まれな遺伝性疾患と世界的ウイルスの出会い
アルファ1-アンチトリプシンは肝臓で作られるタンパク質で、炎症によって引き起こされる肺組織の損傷から守る働きをします。重度のアルファ1-アンチトリプシン欠損症、しばしばAAT欠損症と呼ばれる状態では、この保護タンパク質が十分に作られず、慢性閉塞性肺疾患(COPD)などの肺疾患のリスクが高まります。

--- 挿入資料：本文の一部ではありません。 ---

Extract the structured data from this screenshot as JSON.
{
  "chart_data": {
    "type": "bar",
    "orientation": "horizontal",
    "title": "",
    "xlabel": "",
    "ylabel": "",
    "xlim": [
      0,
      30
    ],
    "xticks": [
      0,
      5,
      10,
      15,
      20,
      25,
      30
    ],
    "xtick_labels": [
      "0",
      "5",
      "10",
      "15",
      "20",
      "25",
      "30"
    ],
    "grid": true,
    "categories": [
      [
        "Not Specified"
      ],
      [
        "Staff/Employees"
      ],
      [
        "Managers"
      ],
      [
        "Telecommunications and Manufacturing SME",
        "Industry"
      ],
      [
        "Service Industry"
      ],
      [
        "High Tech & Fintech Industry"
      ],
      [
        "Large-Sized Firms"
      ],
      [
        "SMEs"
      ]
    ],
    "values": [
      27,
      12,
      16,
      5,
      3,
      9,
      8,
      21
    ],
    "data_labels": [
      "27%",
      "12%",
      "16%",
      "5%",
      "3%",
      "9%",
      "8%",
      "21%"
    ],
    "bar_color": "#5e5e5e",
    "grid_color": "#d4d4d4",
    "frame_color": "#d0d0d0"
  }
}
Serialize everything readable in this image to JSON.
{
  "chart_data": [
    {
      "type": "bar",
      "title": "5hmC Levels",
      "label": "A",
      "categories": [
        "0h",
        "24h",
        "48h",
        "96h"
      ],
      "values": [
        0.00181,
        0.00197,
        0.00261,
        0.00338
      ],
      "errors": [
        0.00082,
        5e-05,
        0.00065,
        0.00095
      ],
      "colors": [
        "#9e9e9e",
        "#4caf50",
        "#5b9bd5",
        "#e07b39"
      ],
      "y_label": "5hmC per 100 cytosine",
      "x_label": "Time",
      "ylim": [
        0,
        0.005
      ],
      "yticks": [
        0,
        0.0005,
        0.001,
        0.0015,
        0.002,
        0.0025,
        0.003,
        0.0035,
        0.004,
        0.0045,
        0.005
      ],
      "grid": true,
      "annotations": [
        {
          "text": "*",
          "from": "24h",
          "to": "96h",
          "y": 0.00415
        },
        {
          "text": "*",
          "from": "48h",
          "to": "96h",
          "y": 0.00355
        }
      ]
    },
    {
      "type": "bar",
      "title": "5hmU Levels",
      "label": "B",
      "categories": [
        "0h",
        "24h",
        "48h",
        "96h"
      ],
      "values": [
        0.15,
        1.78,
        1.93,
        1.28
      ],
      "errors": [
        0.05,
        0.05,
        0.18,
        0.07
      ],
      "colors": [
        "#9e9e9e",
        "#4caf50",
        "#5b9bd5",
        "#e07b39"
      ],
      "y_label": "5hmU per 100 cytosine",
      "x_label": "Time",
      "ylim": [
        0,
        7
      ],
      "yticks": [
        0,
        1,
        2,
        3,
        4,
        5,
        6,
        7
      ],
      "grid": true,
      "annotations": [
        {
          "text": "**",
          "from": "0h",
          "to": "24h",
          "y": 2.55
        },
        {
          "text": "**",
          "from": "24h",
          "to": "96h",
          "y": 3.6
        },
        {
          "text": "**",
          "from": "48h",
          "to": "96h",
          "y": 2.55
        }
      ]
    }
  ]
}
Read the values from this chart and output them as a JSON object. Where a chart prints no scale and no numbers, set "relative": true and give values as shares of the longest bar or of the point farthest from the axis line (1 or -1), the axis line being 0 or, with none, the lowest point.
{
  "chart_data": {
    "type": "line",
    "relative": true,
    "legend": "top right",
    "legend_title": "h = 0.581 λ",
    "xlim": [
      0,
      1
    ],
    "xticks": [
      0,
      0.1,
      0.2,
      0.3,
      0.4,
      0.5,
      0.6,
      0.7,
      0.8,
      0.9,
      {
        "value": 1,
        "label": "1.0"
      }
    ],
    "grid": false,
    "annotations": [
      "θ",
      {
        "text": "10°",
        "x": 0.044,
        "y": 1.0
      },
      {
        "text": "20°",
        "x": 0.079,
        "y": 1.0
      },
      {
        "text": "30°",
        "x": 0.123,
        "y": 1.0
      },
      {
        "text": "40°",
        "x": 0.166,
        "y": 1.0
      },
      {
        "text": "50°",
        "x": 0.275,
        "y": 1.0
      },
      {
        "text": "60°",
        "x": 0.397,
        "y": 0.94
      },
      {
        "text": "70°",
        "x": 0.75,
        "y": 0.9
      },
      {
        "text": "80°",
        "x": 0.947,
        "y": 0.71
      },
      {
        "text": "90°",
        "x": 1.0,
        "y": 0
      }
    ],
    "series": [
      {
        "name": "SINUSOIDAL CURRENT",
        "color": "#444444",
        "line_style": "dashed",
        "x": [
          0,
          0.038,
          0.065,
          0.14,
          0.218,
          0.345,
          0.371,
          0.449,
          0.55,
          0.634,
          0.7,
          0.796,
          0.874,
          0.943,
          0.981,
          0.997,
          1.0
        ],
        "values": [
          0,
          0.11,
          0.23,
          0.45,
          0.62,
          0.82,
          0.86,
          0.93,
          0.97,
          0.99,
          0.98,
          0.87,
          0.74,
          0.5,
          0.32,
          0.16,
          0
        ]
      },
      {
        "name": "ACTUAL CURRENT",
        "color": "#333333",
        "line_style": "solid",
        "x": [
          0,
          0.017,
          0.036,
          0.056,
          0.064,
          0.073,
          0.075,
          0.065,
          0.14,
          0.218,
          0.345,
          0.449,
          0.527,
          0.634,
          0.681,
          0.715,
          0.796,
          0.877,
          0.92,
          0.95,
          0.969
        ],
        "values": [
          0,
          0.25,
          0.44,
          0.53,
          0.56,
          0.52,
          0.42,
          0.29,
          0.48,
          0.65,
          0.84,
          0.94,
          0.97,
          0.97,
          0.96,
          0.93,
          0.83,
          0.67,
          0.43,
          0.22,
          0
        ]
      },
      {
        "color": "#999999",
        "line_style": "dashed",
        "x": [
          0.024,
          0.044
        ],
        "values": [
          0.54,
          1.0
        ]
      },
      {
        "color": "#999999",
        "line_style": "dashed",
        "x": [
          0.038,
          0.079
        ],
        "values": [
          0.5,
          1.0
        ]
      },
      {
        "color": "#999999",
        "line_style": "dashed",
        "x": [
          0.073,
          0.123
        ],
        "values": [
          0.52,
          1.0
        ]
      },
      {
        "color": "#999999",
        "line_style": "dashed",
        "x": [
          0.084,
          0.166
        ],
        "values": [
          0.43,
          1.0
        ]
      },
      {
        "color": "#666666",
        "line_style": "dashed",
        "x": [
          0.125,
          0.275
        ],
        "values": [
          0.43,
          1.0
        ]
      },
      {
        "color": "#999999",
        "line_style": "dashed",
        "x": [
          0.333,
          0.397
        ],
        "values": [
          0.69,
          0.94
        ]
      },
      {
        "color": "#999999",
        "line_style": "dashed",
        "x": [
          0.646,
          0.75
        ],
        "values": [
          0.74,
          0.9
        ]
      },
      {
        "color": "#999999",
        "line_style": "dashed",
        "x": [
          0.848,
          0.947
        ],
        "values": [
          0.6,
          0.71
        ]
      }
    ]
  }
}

このタンパク質はまたコロナウイルスの細胞侵入に影響を与える可能性があるため、研究者らは重度AAT欠損症の人々が重篤なCOVID-19になりやすいのではないかと疑いました。 
スウェーデン全土の実際の転帰を追跡
これを調べるために、研究者らは重度AAT欠損症の全国登録と全国の入院・死亡記録を結合しました。彼らは最も重度の型(PiZZ型)に該当する1,228人の成人を2020年3月から2023年6月まで追跡しました。記録に基づき、COVID-19を家庭内で管理された軽症または確認感染なし、救急外来や外来受診を要する中等症、入院を要する重症の三つに分類しました。次に、重度AAT欠損症の人々のCOVID-19入院率を、同年齢・同性別のスウェーデン一般人口で予想される頻度と比較しました。
誰が重症化したのか—そしてその理由
重度AAT欠損症の大多数はCOVID-19にかからなかったか、入院を必要としない軽症にとどまりました。3年間の追跡期間中に61人がCOVID-19で入院し、32人が救急または外来治療を受け、1,135人は軽症または記録上の感染なしに分類されました。しかし、入院が発生した場合、その頻度は予想より高く、この集団の入院率は一般人口の3倍以上でした。重症化した人は年齢が高く、喫煙経験がある傾向が強く、COPD、心血管疾患、糖尿病、あるいは肺移植の既往を持つことが多いという特徴がありました。 
遺伝要因とその他の健康問題の切り分け
遺伝的状態の影響を他の病状から切り分けるために、研究チームは年齢、性別、喫煙を考慮した統計モデルを用いました。その結果、COPDがあると中等症または重症のCOVID-19となるオッズは概ね2倍から3倍に増加し、心血管疾患があるとそのオッズは3倍を超えて増加しました。糖尿病や過去の肺移植もリスクを高めていました。言い換えれば、重度AAT欠損症という集団内では、追加の深刻な健康問題を抱える人々が入院に至る可能性が高かったのです。研究ではCOVID-19関連の死亡が8例(集団の約0.7%)記録され、ほとんど全員がCOPDと心血管疾患を併せ持っていました。
患者と家族にとっての意味
重度のアルファ1-アンチトリプシン欠損症を抱えて生活する人々およびその医師にとって、この結果は安心材料と明快な警告の両方を示します。安心できる点としては、この遺伝的状態だけでほとんどの患者が致命的なCOVID-19を経験するわけではなく、多くは軽症もしくは感染が確認されないままであったことです。注意が必要な点としては、肺や心臓の病気、糖尿病、あるいは過去の肺移植を併せ持つ人は明らかにリスクが高く、入院を必要とする可能性が高かったことです。簡潔に言えば、この研究は、より一般的なパンデミックでの教訓と同様に、高齢、喫煙歴、重篤な慢性疾患といった日常的な要因が、このまれな遺伝性疾患を持つ人々においても悪い転帰の主な要因であり続けることを示唆しています。